I think statistics are pernicious because the joys of playing with numbers 
dull awareness of the great sorrow that *any* quantity of joblessness 
creates -- one unemployed is a tragedy, a million, statistics, so to speak.  
When you start pondering numbers in the abstract, the next thing you know 
you're blathering about unavoidable tradeoffs, NAIRU and what level of 
unemployment is "acceptable."  The acceptable level of unemployed is, of 
course, zero, and any economic system that can't accommodate that has to go. 
  Statistics get in the way of recognizing that truth.

> > I don't know any answer to this problem, since science is so central to
>modern life, but
> > I do see it as a problem.  Scientific study by its nature puts distance
> > between a human observer and human subject, creates a hierarchical
>relationship and
> > deliberately limits development of empathy.  I think this has had a 
>deeply
>
> > damaging effect on human relations overall.
>
>How does scientific study do this "by its nature"?

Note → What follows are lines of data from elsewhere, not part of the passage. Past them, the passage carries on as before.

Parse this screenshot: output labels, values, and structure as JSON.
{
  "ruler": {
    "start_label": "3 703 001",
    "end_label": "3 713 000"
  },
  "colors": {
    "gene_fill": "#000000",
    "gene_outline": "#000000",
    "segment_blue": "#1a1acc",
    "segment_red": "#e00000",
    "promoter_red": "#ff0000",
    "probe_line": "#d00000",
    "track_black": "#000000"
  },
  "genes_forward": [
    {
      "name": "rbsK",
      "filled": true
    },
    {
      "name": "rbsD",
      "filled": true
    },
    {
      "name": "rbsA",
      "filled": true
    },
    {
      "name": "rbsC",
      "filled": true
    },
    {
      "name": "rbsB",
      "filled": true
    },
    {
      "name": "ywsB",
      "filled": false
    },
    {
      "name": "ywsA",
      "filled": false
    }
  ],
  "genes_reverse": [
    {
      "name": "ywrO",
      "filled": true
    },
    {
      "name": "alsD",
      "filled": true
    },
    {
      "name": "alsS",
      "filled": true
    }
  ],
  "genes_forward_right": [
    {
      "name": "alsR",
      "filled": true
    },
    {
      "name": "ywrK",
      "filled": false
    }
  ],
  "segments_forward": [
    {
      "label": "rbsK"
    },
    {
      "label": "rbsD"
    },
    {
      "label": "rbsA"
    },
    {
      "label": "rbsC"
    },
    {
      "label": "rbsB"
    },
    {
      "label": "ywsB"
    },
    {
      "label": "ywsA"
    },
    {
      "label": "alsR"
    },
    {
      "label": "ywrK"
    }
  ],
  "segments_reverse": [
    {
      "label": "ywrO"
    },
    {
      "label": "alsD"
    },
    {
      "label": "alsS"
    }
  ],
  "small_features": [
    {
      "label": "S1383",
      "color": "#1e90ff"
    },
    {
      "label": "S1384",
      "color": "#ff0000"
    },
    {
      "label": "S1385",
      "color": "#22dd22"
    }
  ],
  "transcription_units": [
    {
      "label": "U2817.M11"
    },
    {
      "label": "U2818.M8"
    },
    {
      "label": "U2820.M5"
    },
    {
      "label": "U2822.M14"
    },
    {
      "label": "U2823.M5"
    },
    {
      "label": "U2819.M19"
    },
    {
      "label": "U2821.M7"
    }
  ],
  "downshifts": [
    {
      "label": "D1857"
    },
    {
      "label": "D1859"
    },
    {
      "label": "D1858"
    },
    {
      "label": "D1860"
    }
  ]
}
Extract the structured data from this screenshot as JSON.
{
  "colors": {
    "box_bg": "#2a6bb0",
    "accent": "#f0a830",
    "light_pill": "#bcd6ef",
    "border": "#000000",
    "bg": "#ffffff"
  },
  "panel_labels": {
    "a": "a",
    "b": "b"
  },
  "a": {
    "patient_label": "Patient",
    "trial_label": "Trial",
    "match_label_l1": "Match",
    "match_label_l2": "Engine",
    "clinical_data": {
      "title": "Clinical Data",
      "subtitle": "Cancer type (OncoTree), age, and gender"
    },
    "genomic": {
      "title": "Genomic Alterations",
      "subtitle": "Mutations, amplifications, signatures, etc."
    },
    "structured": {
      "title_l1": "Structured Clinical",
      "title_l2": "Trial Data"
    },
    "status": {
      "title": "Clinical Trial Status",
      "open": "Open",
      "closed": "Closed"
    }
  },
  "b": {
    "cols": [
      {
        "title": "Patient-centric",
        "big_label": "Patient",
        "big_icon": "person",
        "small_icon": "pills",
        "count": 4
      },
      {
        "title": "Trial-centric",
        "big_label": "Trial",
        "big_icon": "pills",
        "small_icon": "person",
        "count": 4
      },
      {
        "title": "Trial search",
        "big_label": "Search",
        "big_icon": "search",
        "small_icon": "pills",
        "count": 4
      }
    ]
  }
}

Because scientific study requires that you rule out all variables not having 
to do explicitly with the subject being investigated.  If you're conducting 
a focus group, taking a poll or whatever, you have no interest in bonding 
with the interviewees/participants as full-dimensional people, you simply 
want to pump them for info on one narrow topic.  You ignore their 
existential reality in order to strip-mine their consciousness for data.  
Ugly stuff.

>and what is the alternative to scientific thinking?

That's the horror of it all.  As Huxley suggested in Brave New World, there 
doesn't seem to be any choice between the dehumanization of science and 
reversion to simple savagery.  As I said, I don't have any answer to this.